CRISPR/Cas9 as a therapeutic tool for triple negative breast cancer: from bench to clinics

Abstract

Clustered regularly interspaced short palindromic repeats (CRISPR) is a third-generation genome editing method that has revolutionized the world with its high throughput results. It has been used in the treatment of various biological diseases and infections. Various bacteria and other prokaryotes such as archaea also have CRISPR/Cas9 systems to guard themselves against bacteriophage. Reportedly, CRISPR/Cas9-based strategy may inhibit the growth and development of triple-negative breast cancer (TNBC) via targeting the potentially altered resistance genes, transcription, and epigenetic regulation. These therapeutic activities could help with the complex issues such as drug resistance which is observed even in TNBC. Currently, various methods have been utilized for the delivery of CRISPR/Cas9 into the targeted cell such as physical (microinjection, electroporation, and hydrodynamic mode), viral (adeno-associated virus and lentivirus), and non-viral (liposomes and lipid nano-particles). Although different models have been developed to investigate the molecular causes of TNBC, but the lack of sensitive and targeted delivery methods for in-vivo genome editing tools limits their clinical application. Therefore, based on the available evidences, this review comprehensively highlighted the advancement, challenges limitations, and prospects of CRISPR/Cas9 for the treatment of TNBC. We also underscored how integrating artificial intelligence and machine learning could improve CRISPR/Cas9 strategies in TNBC therapy.

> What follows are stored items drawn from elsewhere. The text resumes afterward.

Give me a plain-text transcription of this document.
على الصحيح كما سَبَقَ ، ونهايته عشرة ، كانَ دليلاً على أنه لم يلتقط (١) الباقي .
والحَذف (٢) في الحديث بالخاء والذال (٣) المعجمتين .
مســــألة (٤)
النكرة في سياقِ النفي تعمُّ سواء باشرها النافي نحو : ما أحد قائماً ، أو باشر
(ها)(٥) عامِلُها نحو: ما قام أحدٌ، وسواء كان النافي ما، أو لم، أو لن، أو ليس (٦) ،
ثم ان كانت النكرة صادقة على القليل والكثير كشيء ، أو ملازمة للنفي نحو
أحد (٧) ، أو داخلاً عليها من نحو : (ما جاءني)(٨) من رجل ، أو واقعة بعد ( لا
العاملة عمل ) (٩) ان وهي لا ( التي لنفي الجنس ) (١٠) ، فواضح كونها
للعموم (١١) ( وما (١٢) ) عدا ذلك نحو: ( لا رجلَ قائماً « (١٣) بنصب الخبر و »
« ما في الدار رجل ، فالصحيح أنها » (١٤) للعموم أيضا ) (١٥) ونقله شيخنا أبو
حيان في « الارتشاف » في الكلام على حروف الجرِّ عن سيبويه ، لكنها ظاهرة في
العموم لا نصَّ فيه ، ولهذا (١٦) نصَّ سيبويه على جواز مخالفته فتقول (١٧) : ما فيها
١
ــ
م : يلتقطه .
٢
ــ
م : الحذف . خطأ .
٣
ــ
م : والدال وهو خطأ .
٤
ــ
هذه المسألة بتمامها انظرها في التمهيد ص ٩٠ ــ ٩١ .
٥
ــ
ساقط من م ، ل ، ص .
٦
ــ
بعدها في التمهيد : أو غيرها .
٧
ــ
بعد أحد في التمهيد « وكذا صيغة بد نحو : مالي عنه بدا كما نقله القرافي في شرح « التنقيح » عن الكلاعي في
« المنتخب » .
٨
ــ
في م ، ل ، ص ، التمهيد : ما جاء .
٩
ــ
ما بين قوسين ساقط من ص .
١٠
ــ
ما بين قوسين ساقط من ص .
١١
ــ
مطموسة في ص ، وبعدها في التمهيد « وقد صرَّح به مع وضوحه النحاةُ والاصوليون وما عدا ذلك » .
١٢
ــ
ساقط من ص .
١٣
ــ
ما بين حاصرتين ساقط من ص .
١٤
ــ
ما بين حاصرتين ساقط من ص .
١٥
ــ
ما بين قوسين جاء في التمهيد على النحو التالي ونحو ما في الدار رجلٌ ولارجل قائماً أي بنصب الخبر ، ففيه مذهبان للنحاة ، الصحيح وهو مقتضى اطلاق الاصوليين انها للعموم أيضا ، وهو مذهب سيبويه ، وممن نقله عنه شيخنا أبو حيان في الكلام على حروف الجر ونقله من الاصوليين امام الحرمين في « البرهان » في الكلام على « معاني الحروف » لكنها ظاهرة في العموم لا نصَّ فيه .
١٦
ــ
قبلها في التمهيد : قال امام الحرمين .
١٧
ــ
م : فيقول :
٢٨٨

Keywords: CRISPR/Cas9; drug resistance and artificial intelligence; gene editing; immunotherapy; triple negative breast cancer.

FIGURE 1

Overview of CRISPR/Cas9 (A). Components of the CRISPR/Cas9 system: (i). Cas9 endonuclease which is responsible for cleavage of target DNA sequence, (ii) single guide (sg) RNA formed by the fusion of crRNA and tra-crRNA chimera. (B). Cas9 includes multiple components such as Rec I, Rec II, NUC lobe (HNH and Ruv C are sub components) and a PAM interacting domain with their respective function, (C). CRISPR/Cas9 protein complex cleaves the DNA sequence into non-complementary and complementary form, and (D). CRISPR/Cas9 edit genome by following three steps: recognition, cleavage, and repair. The designed sg-RNA, guides Cas9 and recognizes desired sequence by crRNA, complementary base pair component. Cas9 recognized the PAM sequence at 5′-NGG-3′ and melt DNA by forming the DNA- RNA hybrid and activates for the cleavage. HNH domain of Cas9 cleaves the complementary strands and RuvC domain cleaves the non-complementary strands. CRISPR/Cas9 repair the dsDNA break by two pathways: Non-homologous end joining (NHEJ) and homology-directed repair (HDR). NHEJ repair dsDNA by an enzymatic process in the absence of exogenous homologous DNA, it is an error prone mechanism that can insert or delete the random DNA sequence. HDR is highly specific and requires homologous DNA templet.

FIGURE 2

CRISPR/Cas9 driven gene editing of various TNBC oncogenes leading to reduced tumor growth and metastasis. These oncogenes are CDK7, NAT1, UBR5, YTHDF2, ITGA9, CXCR4 and CXCR7, Crypto1, ROR1, and ST8SIA involved in development and metastasis of TNBC.

FIGURE 3

CRISPR/Cas9 in immunotherapy to attack TNBC cells. The deletion of CDK5 and knockdown of PDL1 and CD155 enhance the immune system. Similarly, the deletion of A2AR and knockdown of TAA such as HER2, mucin 1 and TEM8 enhance the potency of CAR-T cells leaded to killing of cancer cells. CRISPR/Cas9 driven screening of T cells found disruption of p38 kinase, that enhance the anti-tumor activity of T cells. The modified T cells by CRISPR/Cas9 increased the expression pf TCR (T-cell receptors), leaded to anti-tumor activity of T cells.